Once again my mind flashed back to those flashy but cosy looking apartments and thought, little do they know what's happening in the world outside their cocoons.

- after a couple of halibut steaks we sat down to watch a dvd, Death Proof and breathed a sigh of relief that tomorrow was finally going to be a day of faffing.

07 January 2008

Entry madness at the park

Entry madness at the park

entry Jan 7 2008, 01:16 PM
After a brief stay at Springfield, Bow Locks ( arf arf) and Lime house, we moved up to Victoria park in london.

we cruised the ring from springfield all the way around without seeing more than two boats. However We have now discovered where they all congregate, and that is Victoria Park. That place is heaving with boaters, doubled up pretty much all the way. We managed to find a spot on the outside of a boat we were immediately warned not to walk on the side of and avoid the roof. This command came from a neighbour who helped us tie up.
The reason was not territorial but simply to avoid us falling through the boat!
It's quite a boaters atmosphere at the park, engines or gennies running, smoke billowing from chimneys, people wandering around chatting to each other, filling up with water, it's a hive of activity. feels a bit like a gypsy camp.

Quite a change from Limehouse which has very few visitor spaces and nobody seems to want to fight over them. I dont understand why there is so many people crammed into this one space at the park. We decided to go there mostly out of curiosity as we've never stayed anywhere so busy before.

We discovered fairly quickly after arrival why the boat next to us was single moored when she started her engine, it vibrated our boat more than our own engine. Noisy is one word to describe it. I have several others. I can say them at the top of my lungs because no one can hear me scream!

02 January 2008

literary genius in the making

Entry literary genius in the making

entry Jan 2 2008, 02:14 PM
Narrowboating might be the death of me if I don't sell it soon.

Ok, so it's not actually for sale at the moment but it will be. I've had enough of this "living the dream", "life on the cut", "river gypsy lifestyle", and several other clichés.

Narrowboating, it's definitely not cricket. it's definitely not boating, it is definitely narrow though so I will give it that.

Im currently thinking of titles for my book, Ive searched and searched and I still cant find a book about the subject, which is currently forefront of my frontal creative imagination lobe.
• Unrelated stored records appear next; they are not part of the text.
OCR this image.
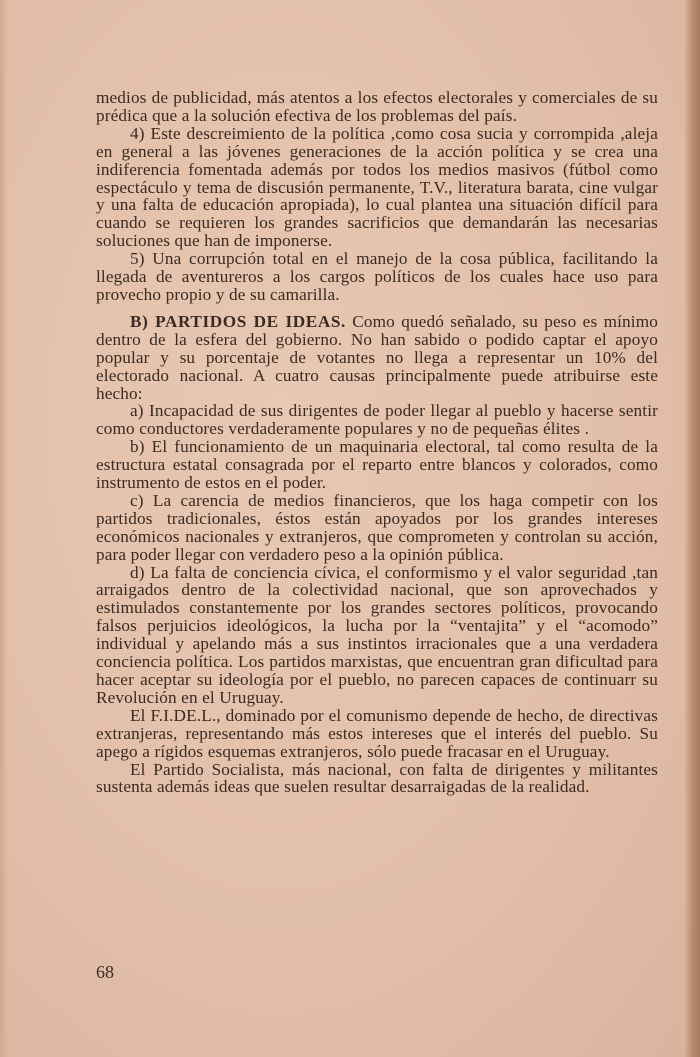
medios de publicidad, más atentos a los efectos electorales y comerciales de su prédica que a la solución efectiva de los problemas del país.

4) Este descreimiento de la política ,como cosa sucia y corrompida ,aleja en general a las jóvenes generaciones de la acción política y se crea una indiferencia fomentada además por todos los medios masivos (fútbol como espectáculo y tema de discusión permanente, T.V., literatura barata, cine vulgar y una falta de educación apropiada), lo cual plantea una situación difícil para cuando se requieren los grandes sacrificios que demandarán las necesarias soluciones que han de imponerse.

5) Una corrupción total en el manejo de la cosa pública, facilitando la llegada de aventureros a los cargos políticos de los cuales hace uso para provecho propio y de su camarilla.

B) PARTIDOS DE IDEAS. Como quedó señalado, su peso es mínimo dentro de la esfera del gobierno. No han sabido o podido captar el apoyo popular y su porcentaje de votantes no llega a representar un 10% del electorado nacional. A cuatro causas principalmente puede atribuirse este hecho:

a) Incapacidad de sus dirigentes de poder llegar al pueblo y hacerse sentir como conductores verdaderamente populares y no de pequeñas élites .

b) El funcionamiento de un maquinaria electoral, tal como resulta de la estructura estatal consagrada por el reparto entre blancos y colorados, como instrumento de estos en el poder.

c) La carencia de medios financieros, que los haga competir con los partidos tradicionales, éstos están apoyados por los grandes intereses económicos nacionales y extranjeros, que comprometen y controlan su acción, para poder llegar con verdadero peso a la opinión pública.

d) La falta de conciencia cívica, el conformismo y el valor seguridad ,tan arraigados dentro de la colectividad nacional, que son aprovechados y estimulados constantemente por los grandes sectores políticos, provocando falsos perjuicios ideológicos, la lucha por la “ventajita” y el “acomodo” individual y apelando más a sus instintos irracionales que a una verdadera conciencia política. Los partidos marxistas, que encuentran gran dificultad para hacer aceptar su ideología por el pueblo, no parecen capaces de continuarr su Revolución en el Uruguay.

El F.I.DE.L., dominado por el comunismo depende de hecho, de directivas extranjeras, representando más estos intereses que el interés del pueblo. Su apego a rígidos esquemas extranjeros, sólo puede fracasar en el Uruguay.

El Partido Socialista, más nacional, con falta de dirigentes y militantes sustenta además ideas que suelen resultar desarraigadas de la realidad.

68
A humerous view from the side of those who in fact think narrowboats, roses and castles and rosie and jim should be consigned to the nearest largest skip available. (please note: I don't hate boating, far from it, I just hate narrowboating)

so far my working titles include:
great expectations ( already been done that so a no no)
narrowboat to hell ( a bit gloom and doom, i dont want to put readers off)
skip on water ( I like this one... )
the 4mph race (double entendre... race meaning people...geddit? )
sour dreams
when dreams turn bad!!! ( a take on the american police car chase tv programmes)

ive had loads more ideas but have forgotten them for the moment. Im happy to consider anyones suggestions.